Moins d'élus sur le terrain, ce sont des managers moins "surveillés"

L'autre conséquence anticipée par Michel Bouchet concerne les salariés eux-mêmes. Il redoute que la moindre présence sur le terrain d'élus du personnel n'entraîne des dérives managériales avec un risque de tensions sociales non régulées. "Certains managers font attention car ils savent qu'ils sont "surveillés" par les élus et les OS. Si nous perdons ce maillage, il risque de ne plus y avoir ce regard et des abus de pouvoir pourront se produire", pronostique-t-il.
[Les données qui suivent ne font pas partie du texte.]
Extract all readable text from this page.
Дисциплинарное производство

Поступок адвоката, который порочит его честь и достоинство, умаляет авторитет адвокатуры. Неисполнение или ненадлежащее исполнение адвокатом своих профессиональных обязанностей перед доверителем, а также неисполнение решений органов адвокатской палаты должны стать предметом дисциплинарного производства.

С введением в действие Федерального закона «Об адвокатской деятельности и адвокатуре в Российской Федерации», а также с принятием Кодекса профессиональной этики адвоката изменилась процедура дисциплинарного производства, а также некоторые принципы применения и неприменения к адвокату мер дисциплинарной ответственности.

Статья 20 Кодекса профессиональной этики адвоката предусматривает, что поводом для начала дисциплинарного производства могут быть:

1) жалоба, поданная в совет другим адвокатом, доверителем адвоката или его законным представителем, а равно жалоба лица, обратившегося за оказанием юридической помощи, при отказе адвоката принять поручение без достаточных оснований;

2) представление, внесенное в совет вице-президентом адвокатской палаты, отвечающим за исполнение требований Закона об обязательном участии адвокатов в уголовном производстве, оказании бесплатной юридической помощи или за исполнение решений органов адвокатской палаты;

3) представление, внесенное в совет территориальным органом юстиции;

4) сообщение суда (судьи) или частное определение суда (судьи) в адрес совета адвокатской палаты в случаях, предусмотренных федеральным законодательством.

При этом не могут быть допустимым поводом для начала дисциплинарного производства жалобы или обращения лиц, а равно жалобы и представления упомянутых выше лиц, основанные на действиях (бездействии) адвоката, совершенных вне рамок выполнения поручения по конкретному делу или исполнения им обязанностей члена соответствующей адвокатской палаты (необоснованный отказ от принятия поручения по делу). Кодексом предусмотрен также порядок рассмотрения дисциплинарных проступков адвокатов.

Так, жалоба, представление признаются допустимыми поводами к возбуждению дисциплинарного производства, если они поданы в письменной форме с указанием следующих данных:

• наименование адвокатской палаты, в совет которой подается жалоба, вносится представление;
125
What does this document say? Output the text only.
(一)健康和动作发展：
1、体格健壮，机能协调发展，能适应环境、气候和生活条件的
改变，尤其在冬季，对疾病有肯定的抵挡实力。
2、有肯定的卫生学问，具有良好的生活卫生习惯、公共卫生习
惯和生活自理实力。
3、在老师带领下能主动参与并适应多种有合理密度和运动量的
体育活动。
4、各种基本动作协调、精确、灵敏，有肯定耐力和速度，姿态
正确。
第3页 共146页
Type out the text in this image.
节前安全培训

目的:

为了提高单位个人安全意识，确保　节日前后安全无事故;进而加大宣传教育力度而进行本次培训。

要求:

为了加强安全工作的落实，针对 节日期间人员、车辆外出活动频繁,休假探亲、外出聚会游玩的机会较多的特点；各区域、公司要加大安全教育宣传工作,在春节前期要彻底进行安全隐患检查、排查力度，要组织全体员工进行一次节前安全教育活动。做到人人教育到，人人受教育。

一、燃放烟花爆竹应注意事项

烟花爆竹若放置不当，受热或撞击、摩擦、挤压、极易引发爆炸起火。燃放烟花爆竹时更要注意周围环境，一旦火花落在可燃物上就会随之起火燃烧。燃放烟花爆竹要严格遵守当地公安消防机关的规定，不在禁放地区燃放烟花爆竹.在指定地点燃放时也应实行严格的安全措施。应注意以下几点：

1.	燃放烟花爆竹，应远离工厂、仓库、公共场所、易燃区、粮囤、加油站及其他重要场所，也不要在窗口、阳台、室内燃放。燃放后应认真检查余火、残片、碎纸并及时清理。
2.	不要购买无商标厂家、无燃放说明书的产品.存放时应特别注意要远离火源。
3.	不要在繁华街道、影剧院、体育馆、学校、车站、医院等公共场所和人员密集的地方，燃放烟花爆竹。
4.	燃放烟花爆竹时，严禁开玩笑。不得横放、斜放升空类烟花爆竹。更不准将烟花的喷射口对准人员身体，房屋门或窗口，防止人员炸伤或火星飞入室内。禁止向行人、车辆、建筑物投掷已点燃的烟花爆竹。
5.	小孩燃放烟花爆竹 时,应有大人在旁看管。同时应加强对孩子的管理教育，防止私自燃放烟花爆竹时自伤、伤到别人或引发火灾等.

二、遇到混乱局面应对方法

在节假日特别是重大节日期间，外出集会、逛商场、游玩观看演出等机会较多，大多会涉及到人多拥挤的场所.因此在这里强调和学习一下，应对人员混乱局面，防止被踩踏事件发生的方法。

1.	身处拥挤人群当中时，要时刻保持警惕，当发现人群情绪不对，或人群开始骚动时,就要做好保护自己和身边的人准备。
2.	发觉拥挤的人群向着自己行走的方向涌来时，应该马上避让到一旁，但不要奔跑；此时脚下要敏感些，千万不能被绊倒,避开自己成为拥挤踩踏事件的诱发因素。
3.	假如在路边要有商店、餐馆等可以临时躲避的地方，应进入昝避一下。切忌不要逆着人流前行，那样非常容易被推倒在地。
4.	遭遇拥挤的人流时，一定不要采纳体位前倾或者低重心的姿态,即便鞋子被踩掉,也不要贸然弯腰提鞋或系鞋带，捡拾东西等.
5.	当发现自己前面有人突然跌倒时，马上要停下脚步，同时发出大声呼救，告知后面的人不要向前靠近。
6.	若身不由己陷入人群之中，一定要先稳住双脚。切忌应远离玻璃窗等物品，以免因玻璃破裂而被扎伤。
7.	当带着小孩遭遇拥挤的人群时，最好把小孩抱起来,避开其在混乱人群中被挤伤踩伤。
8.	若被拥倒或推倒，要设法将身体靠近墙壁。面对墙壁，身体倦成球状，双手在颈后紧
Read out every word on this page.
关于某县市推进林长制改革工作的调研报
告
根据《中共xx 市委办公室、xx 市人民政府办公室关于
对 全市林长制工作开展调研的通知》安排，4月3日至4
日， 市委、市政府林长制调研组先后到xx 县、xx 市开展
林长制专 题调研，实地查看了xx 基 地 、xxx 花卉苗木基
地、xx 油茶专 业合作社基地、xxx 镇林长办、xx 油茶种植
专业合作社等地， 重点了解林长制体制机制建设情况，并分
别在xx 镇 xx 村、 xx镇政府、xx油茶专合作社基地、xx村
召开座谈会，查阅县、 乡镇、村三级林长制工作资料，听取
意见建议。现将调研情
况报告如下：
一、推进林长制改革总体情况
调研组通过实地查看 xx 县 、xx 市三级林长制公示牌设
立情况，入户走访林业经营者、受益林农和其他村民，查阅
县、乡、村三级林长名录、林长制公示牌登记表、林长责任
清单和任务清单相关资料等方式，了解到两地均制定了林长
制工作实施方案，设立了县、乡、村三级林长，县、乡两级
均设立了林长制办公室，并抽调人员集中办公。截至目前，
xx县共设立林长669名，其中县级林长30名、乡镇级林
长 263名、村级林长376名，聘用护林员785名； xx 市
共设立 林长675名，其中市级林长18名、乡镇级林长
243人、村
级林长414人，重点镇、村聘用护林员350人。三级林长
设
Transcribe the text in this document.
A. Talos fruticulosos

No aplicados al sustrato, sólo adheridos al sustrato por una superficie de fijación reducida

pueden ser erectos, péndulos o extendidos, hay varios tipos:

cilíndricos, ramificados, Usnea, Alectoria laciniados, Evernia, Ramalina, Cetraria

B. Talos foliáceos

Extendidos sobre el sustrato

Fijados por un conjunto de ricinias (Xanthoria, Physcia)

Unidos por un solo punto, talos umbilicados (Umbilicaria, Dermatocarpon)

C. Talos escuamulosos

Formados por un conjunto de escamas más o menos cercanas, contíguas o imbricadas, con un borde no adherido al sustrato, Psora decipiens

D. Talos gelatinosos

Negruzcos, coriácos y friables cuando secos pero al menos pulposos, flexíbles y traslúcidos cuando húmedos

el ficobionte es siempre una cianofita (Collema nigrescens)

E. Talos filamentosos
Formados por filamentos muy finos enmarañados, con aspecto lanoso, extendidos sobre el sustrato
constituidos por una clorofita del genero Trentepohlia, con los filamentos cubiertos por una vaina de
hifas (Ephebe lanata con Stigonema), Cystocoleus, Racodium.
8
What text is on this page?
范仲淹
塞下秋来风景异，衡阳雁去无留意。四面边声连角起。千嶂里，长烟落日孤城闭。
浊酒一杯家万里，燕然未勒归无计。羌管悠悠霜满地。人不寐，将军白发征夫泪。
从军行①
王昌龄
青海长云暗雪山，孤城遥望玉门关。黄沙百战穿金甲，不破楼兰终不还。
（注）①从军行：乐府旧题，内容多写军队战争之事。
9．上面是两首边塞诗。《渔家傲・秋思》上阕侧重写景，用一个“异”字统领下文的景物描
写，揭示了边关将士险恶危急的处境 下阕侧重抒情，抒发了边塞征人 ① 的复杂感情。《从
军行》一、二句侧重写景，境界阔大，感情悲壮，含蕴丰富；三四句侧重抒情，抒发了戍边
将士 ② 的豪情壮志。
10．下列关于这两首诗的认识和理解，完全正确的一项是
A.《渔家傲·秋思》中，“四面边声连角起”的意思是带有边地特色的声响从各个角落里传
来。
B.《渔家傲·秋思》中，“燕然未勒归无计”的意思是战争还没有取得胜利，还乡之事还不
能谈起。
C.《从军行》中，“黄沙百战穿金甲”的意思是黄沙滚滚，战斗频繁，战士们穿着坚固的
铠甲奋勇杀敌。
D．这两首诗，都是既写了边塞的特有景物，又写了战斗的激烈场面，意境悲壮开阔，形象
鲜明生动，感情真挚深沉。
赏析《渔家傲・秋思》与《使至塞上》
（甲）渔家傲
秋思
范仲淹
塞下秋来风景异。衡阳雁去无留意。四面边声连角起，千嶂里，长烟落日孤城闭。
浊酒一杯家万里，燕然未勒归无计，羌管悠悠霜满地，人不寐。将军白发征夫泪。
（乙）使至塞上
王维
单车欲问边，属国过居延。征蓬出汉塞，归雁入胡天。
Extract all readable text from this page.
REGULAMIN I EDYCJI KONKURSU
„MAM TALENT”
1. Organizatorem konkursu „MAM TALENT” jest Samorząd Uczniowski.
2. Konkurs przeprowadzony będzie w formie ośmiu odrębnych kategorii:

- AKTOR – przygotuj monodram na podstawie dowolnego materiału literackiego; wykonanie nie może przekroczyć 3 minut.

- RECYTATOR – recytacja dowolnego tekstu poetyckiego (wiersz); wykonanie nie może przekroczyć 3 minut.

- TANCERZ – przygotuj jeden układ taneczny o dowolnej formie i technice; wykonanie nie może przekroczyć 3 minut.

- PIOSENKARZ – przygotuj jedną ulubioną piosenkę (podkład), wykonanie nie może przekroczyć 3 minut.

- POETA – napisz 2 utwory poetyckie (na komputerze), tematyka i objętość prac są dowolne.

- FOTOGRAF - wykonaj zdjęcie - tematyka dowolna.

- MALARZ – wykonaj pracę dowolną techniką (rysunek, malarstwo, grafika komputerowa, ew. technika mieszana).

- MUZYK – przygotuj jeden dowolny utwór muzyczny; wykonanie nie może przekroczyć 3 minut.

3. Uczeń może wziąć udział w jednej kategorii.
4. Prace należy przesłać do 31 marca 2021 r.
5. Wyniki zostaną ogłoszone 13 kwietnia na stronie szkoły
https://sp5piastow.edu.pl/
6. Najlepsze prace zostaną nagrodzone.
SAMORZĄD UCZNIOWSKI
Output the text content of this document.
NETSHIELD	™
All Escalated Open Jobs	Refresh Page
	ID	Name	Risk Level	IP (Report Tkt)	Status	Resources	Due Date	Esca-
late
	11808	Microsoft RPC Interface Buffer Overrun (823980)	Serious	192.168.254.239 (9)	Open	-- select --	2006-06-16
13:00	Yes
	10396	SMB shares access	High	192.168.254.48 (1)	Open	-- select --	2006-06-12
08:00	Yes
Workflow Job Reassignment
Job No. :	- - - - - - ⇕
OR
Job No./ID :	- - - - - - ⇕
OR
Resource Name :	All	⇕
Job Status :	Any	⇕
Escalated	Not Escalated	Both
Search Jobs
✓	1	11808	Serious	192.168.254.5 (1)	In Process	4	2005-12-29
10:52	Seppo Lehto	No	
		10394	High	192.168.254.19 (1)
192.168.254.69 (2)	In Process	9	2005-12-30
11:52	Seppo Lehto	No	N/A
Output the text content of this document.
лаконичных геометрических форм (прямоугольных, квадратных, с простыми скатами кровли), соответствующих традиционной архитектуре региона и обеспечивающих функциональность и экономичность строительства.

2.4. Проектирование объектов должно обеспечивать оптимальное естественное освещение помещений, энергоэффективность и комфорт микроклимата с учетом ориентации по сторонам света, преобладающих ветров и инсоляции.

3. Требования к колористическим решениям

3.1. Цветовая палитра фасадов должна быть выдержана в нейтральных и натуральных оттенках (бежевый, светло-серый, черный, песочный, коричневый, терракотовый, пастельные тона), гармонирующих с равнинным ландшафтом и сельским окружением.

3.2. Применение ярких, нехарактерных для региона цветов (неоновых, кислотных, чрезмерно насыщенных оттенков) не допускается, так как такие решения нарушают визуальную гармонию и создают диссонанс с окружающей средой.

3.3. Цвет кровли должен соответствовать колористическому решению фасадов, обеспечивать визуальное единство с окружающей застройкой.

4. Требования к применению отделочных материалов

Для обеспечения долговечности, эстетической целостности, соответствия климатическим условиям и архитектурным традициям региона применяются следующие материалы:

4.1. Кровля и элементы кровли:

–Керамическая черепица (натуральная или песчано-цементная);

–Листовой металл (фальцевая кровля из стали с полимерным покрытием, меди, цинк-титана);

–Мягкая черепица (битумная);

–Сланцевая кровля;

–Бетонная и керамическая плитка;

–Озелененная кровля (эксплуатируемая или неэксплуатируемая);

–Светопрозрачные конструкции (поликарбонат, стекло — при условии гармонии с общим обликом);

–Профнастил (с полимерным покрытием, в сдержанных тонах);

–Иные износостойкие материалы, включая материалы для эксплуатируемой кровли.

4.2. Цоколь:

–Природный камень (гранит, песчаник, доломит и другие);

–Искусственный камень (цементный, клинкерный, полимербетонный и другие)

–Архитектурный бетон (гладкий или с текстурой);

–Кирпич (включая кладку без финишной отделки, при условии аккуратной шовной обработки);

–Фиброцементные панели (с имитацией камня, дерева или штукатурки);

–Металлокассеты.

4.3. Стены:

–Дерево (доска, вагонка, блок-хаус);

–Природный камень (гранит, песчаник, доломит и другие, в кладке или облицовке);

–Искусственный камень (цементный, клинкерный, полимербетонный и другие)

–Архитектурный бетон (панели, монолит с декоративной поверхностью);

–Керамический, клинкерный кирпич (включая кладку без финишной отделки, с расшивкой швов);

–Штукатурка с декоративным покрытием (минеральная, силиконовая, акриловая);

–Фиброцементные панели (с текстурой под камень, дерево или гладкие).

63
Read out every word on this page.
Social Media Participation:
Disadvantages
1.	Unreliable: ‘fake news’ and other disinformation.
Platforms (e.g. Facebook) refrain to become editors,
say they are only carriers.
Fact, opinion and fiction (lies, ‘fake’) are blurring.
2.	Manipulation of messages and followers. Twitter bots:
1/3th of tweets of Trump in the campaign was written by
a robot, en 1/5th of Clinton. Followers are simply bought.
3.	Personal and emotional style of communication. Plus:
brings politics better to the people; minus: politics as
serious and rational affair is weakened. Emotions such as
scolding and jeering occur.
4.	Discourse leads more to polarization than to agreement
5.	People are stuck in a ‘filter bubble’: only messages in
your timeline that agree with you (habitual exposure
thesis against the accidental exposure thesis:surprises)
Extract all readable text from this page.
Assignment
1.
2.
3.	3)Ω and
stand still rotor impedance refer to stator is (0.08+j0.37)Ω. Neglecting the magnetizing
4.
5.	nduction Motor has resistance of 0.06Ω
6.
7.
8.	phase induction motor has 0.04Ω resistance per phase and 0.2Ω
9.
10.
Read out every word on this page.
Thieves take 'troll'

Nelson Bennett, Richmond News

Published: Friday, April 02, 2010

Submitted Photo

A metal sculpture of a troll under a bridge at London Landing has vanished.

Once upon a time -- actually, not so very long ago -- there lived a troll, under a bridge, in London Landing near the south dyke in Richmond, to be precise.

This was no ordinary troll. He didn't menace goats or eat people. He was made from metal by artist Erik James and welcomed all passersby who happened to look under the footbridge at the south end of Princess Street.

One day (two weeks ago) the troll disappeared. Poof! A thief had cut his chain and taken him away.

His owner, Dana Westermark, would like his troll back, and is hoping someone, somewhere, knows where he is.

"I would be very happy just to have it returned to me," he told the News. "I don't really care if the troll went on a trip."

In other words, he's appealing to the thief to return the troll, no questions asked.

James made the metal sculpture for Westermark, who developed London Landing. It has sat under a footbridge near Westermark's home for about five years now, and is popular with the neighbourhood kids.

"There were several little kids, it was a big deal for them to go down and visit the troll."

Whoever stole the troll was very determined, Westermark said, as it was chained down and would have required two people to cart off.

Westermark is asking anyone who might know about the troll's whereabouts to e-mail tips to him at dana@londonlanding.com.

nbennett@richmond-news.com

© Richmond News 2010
Tout ceci va-t-il cependant advenir ? Les différentes organisations syndicales devraient demander le report des élections professionnelles, prévues en juin 2018, à octobre ou novembre, avec un argument tenant à l'organisation de l'entreprise : "De nombreux élus sont commerciaux. S'ils ne se représentent pas, il faut prendre le temps de réorganiser les portefeuilles clients". Il faudra ensuite négocier le protocole électoral avec, notamment, la question de la présence de représentants de proximité...

 

La CFDT souhaite une réunion avec la direction
Premier syndicat de l'entreprise, la CFDT estime qu'il est trop tôt pour se lancer dans une comparaison du nombre d'élus avant et après le CSE, et donc trop tôt aussi pour dévoiler ses propositions au sujet de la future instance. "Nous avons une nouvelle direction et nous voulons d'abord connaître ses orientations", nous explique Belhasssen Essaadi, DSC CFDT. Le syndicat a suggéré hier aux autres OS de demander ensemble une réunion à la direction afin que celle-ci fasse connaître ses intentions sur les élections prévues en 2018 ainsi que sur le passage en CSE.

 

Représentants du personnel

Les représentants du personnel sont des salariés élus ou désignés chargés de représenter les salariés de l’entreprise avec des missions spécifiques selon l’instance représentative du personnel (IRP) à laquelle ils appartiennent. Il y a quatre grandes IRP : les DP, le CE, CHSCT et les délégués syndicaux.  Au 1er janvier 2020, l’ensemble des IRP (hormis les délégués syndicaux) devront fusionner au sein du CSE.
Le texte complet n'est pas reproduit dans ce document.